There's this whole idea that, fine, Ramadan does bring a lot of togetherness and this sense of congregation and community aspect to it. But it's easily forgotten that ... there's another aspect to Ramadan, and that's the whole purpose of being able to self-reflect and improve yourself as Muslims. You try to stay optimistic and positive when it comes to this. And this month is giving us a time, just like the Holy Prophet Muhammad, peace be upon him, spent in isolation during Ramadan. And it's giving a month of days just to actually self-reflect, try to improve your morals, try to increase or enhance your worship as an individual. 

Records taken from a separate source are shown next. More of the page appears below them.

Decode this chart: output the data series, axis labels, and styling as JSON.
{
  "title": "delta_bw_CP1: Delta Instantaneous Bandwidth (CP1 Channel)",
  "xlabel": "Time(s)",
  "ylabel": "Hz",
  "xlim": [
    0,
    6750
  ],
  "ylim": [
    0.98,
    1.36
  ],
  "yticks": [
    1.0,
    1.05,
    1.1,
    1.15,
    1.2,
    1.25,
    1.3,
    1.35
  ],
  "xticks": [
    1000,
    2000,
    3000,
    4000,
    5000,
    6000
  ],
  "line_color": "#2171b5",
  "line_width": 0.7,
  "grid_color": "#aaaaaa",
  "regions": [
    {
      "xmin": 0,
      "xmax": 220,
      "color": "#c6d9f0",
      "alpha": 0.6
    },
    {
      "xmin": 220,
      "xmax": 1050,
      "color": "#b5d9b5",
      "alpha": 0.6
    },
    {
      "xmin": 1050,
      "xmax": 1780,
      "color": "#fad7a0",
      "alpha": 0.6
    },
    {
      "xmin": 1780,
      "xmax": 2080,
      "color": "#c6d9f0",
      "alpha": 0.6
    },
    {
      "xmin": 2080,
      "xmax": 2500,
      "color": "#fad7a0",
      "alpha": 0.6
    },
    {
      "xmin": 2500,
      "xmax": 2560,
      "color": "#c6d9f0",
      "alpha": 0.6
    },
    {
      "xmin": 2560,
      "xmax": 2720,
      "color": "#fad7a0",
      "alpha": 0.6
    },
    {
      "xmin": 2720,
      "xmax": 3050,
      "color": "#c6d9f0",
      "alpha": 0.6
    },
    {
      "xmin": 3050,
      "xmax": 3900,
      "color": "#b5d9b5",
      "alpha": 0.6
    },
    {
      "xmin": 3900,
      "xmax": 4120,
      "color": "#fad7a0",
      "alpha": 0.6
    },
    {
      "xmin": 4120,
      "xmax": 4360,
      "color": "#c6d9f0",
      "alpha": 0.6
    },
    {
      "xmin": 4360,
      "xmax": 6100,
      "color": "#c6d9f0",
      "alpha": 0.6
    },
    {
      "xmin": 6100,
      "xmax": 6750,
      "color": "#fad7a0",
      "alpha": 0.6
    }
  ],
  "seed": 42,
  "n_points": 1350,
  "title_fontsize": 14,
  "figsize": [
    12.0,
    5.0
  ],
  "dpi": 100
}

This year is peculiar in so many ways. What does Ramadan mean to you this year? 

For me, I see that this Ramadan, not only do I get a lot of time to actually self-reflect and try to improve myself as a human being, but because I am Muslim, a huge part of your faith is that you also help one another. We believe that one of the rights that Islam or your religion has upon you is that you take care of humanity and you try to serve God's creation. So now that we see that our neighbors are in need, it gives us extra zeal this Ramadan, because we know that doing this and helping others is actually increasing our spirituality and helping us get closer to God as well. 

This interview has been edited and condensed for clarity.